Updated: Dec 16, 2022

I have found myself in terror over this Covid-19 thing. Not because I was worried so much that I might get it, but because selfishly I was freaked out at the loss of income. All my travel and speaking engagements over the next 8 weeks have evaporated. I lost sleep, ate way too much sugar and drank way too much red wine. I received calls, read emails and texts saying, “Sorry we have to cancel.” I am my sole support and for the foreseeable future my income is gone.

I worried about my friends moving about as if nothing was going on. I obsessively watched the news as the numbers ticked upward, the death toll climbing. I recoiled when the man in the detergent aisle touched my arm in thanks after I recommended a particular dryer sheet when he didn’t know which one to choose. I wondered if his touch was about the dryer sheet or just a reason to connect with another human being. A natural grounding response in heightened times of anxiety. In that moment we were all human doings, stocking up on things that are on the checklist, making sure we have what we need, should we have to be home for weeks on end.

I was making myself so anxious that I could barely breathe. I was shutting down to the point that I didn’t even want to respond to calls, texts, emails, anything. I just wanted to tend to my fear. I could feel the darkness begin to surround me.

In my morning reading from “Lessons from the Mat”, I was reminded of the Indigo Girls lyric in their song CloserTo Fine, “The darkness has a hunger that’s insatiable. And the lightness has a call that’s hard to hear”. I was feeding that hunger.

I thought about my friend Keryl McCord, who quotes Valerie Kaur’s powerful question, “What if this is not the darkness of the tomb, but the darkness of the womb?” If that is true, what might be trying to be birthed? A world where life is simpler? A world where we work together? A world where there is not the other, only us? But birthing is painful, bloody and hard.

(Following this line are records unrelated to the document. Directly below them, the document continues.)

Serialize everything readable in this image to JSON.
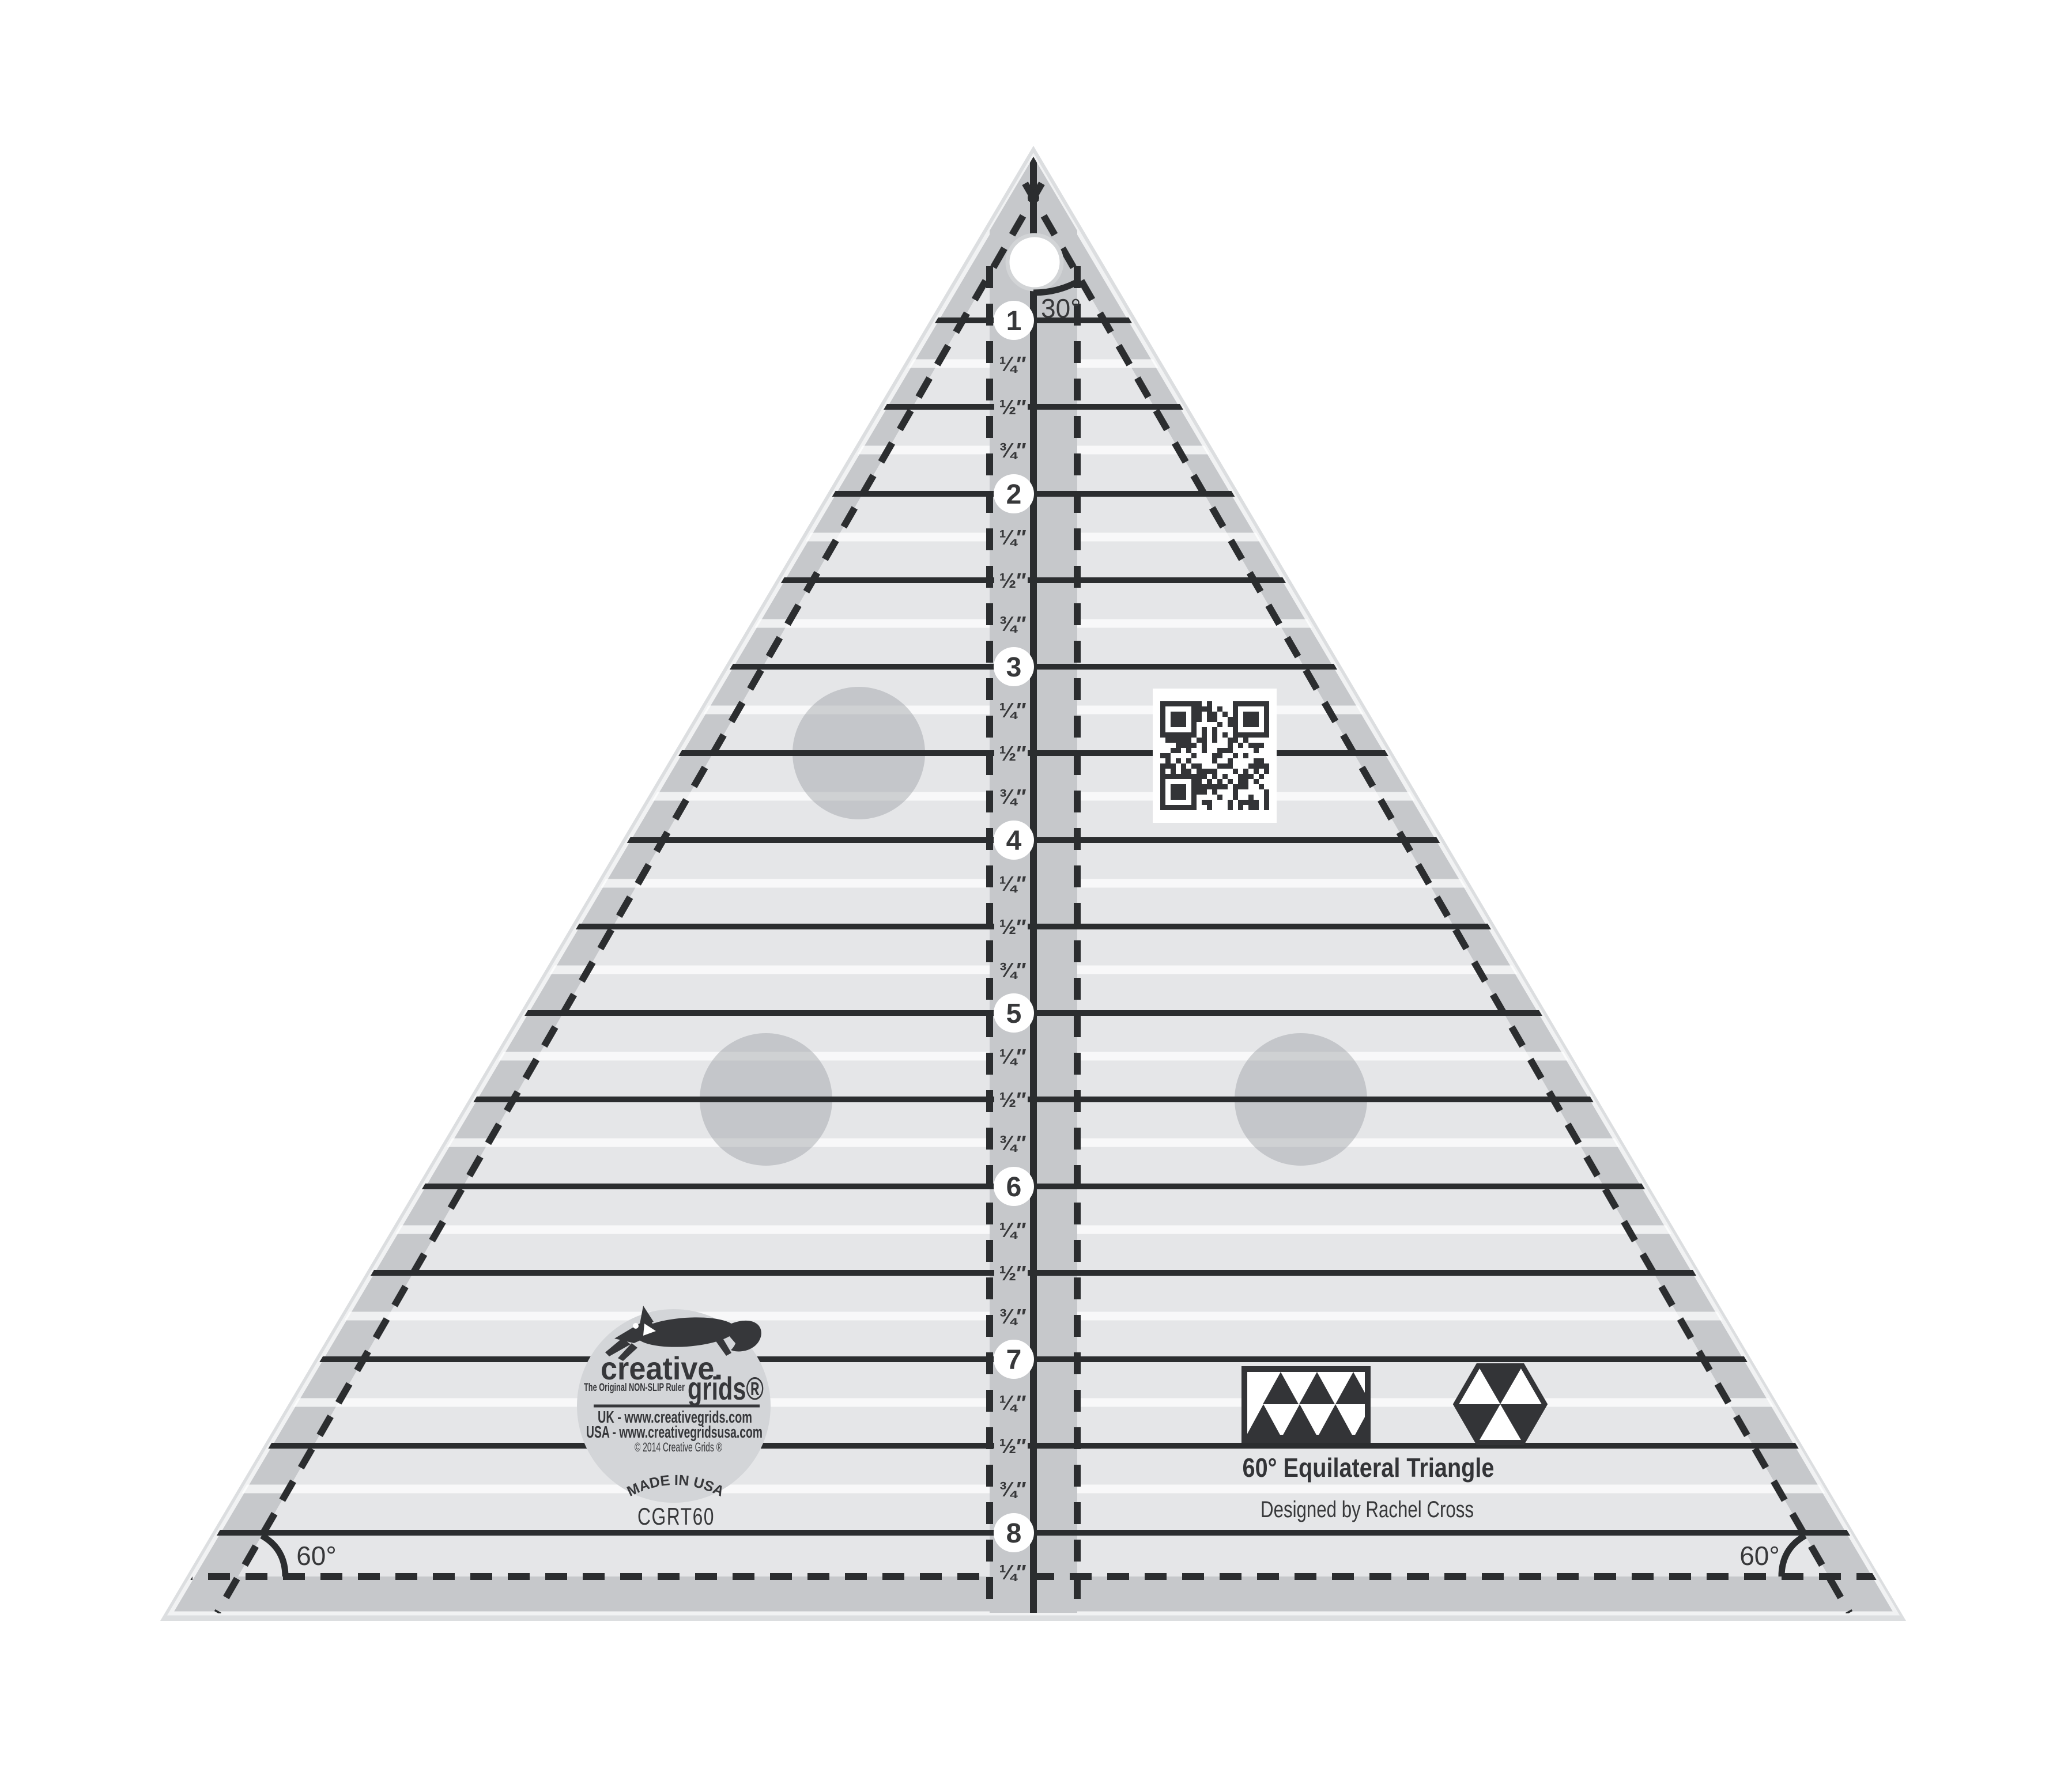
{
  "ruler": {
    "description": "60 degree equilateral triangle quilting ruler product image",
    "apex_angle_label": "30°",
    "bottom_left_angle_label": "60°",
    "bottom_right_angle_label": "60°",
    "inch_numbers": [
      "1",
      "2",
      "3",
      "4",
      "5",
      "6",
      "7",
      "8"
    ],
    "fraction_labels": [
      "¼″",
      "½″",
      "¾″"
    ],
    "bottom_fraction_label": "¼″",
    "colors": {
      "edge": "#dcdee0",
      "band": "#c6c8cb",
      "body": "#e5e6e8",
      "line": "#2b2d2f",
      "text": "#37383a",
      "logo_circle": "#d3d5d8",
      "hole_ring": "#d2d4d6"
    }
  },
  "logo": {
    "brand_top": "creative.",
    "brand_bottom": "grids®",
    "tagline": "The Original NON-SLIP Ruler",
    "url_uk": "UK - www.creativegrids.com",
    "url_usa": "USA - www.creativegridsusa.com",
    "copyright": "© 2014 Creative Grids ®",
    "made_in": "MADE IN USA"
  },
  "product": {
    "model": "CGRT60",
    "title": "60° Equilateral Triangle",
    "designer": "Designed by Rachel Cross"
  },
  "icons": [
    "fox-logo-icon",
    "qr-code",
    "triangle-pattern-icon",
    "hexagon-triangles-icon",
    "hang-hole"
  ]
}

I thought about the podcast episode of All My Relations, I had listened to a few days earlier where 2 Native women (Matika Wilbur and Adrienne Keene) talked about a question, “How will you feed the people?” They talked about feeding not only in the way of food, but in the way of our gifts. What gifts can we bring to help in this crisis? What contribution can I make, what contribution can you make? And we all can make a contribution to help in this time.

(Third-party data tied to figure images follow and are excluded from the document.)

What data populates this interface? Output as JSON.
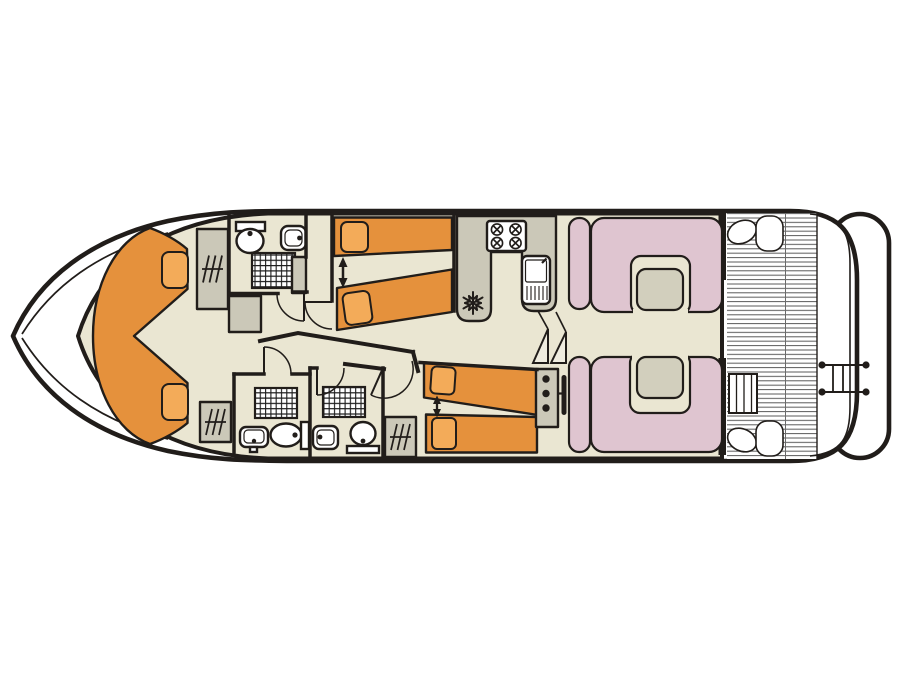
{
  "diagram": {
    "title": "Houseboat deck plan - top view interior layout, bow at left and stern at right",
    "type": "boat-floor-plan",
    "orientation": {
      "bow": "left",
      "stern": "right"
    },
    "areas": [
      {
        "id": "bow-cabin",
        "label": "Bow cabin with V-shaped double berth",
        "fixtures": [
          "v-shaped double bed",
          "2 pillows"
        ]
      },
      {
        "id": "fore-bathroom",
        "label": "Forward bathroom",
        "fixtures": [
          "toilet with cistern",
          "washbasin",
          "shower",
          "cabinet",
          "wardrobe"
        ]
      },
      {
        "id": "twin-cabin-top",
        "label": "Midship twin cabin (upper side)",
        "fixtures": [
          "2 single beds",
          "2 pillows",
          "slide-together arrow"
        ]
      },
      {
        "id": "twin-cabin-bottom",
        "label": "Midship twin cabin (lower side)",
        "fixtures": [
          "2 single beds",
          "2 pillows",
          "slide-together arrow",
          "wardrobe"
        ]
      },
      {
        "id": "aft-bathroom-left",
        "label": "Aft bathroom (left)",
        "fixtures": [
          "shower",
          "washbasin",
          "toilet with cistern"
        ]
      },
      {
        "id": "aft-bathroom-right",
        "label": "Aft bathroom (right)",
        "fixtures": [
          "shower",
          "washbasin",
          "toilet"
        ]
      },
      {
        "id": "galley",
        "label": "Galley",
        "fixtures": [
          "4-burner hob",
          "sink with drainer",
          "refrigerator (snowflake symbol)"
        ]
      },
      {
        "id": "helm",
        "label": "Helm station",
        "fixtures": [
          "instrument console with 3 gauges",
          "steering wheel",
          "companionway steps"
        ]
      },
      {
        "id": "saloon",
        "label": "Saloon / dinette",
        "fixtures": [
          "2 U-shaped upholstered benches",
          "2 tables",
          "2 side seats"
        ]
      },
      {
        "id": "aft-deck",
        "label": "Aft deck",
        "fixtures": [
          "slatted floor",
          "corner seats",
          "boarding steps",
          "stern rail with swim ladder",
          "swim platform"
        ]
      }
    ]
  },
  "symbols": [
    {
      "name": "double-arrow",
      "meaning": "single beds slide together"
    },
    {
      "name": "snowflake-icon",
      "meaning": "refrigerator"
    },
    {
      "name": "grid-square",
      "meaning": "shower tray"
    },
    {
      "name": "rail-hatch",
      "meaning": "wardrobe / hanging locker"
    },
    {
      "name": "twin-triangles",
      "meaning": "companionway steps"
    }
  ],
  "colors": {
    "outline": "#211d1a",
    "floor": "#eae6d2",
    "furniture_orange": "#e5913c",
    "pillow": "#f3ab59",
    "counter_gray": "#cbc8b8",
    "upholstery_pink": "#dfc5d0",
    "table": "#d2cfbd",
    "deck_white": "#ffffff",
    "stair": "#efecdf"
  }
}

I felt myself move from terror to curiosity and then to hope. Once curiosity was activated, questions came. Once hope was activated, so was my creativity and I was able to think of ways to be of service.

There might be terror and fear again, but I remember that path to curiosity and to hope and to creativity, I will remind myself to follow the breadcrumbs. I will remind myself to give of my gifts and I encourage you to do the same. And if all that fails, you can remind me. I don’t know what the answer is to my lack of income, yet. But I know hope gets me closer to that answer than fear.

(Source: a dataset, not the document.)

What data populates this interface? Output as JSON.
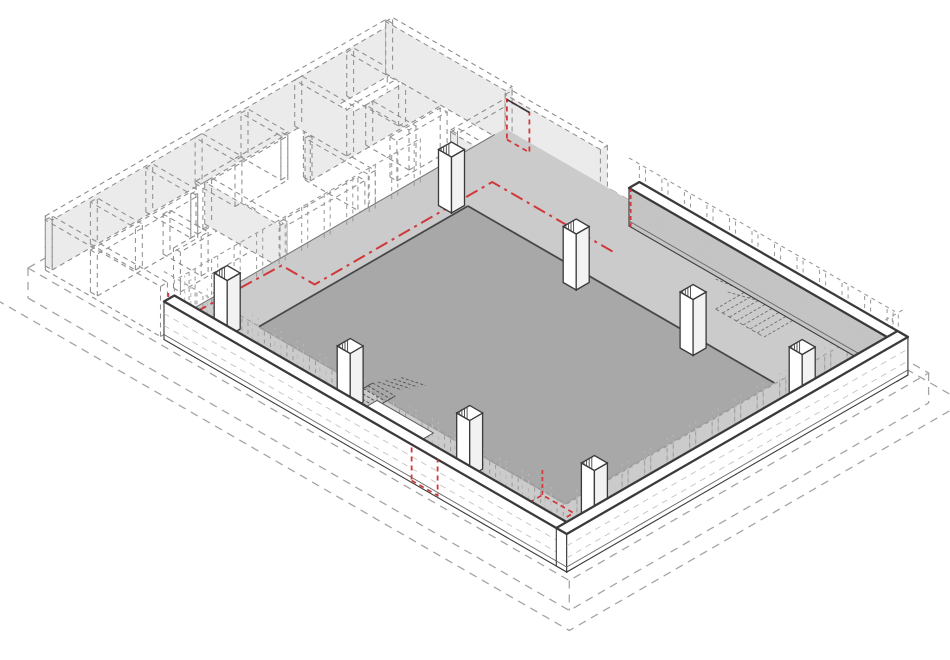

Talking to a coaching client, she encouraged me to share my thoughts with others. Maybe that is one way I can offer something,

It is normal and ok to be scared at times like these. Maybe more than scared. The call is to not let yourself stay there. To not let being scared be the only thing you feel and the only thing you experience.

On a call with Alternate Roots, my friend Nick Slie quoted his mom who said “we have generosity in our DNA.”

We are each other’s medicine. As artists, as makers, as a community, we all have something to “feed the people '' And in offering that, we help each other and ourselves. With deep love I ask, “So, how will YOU feed the people?”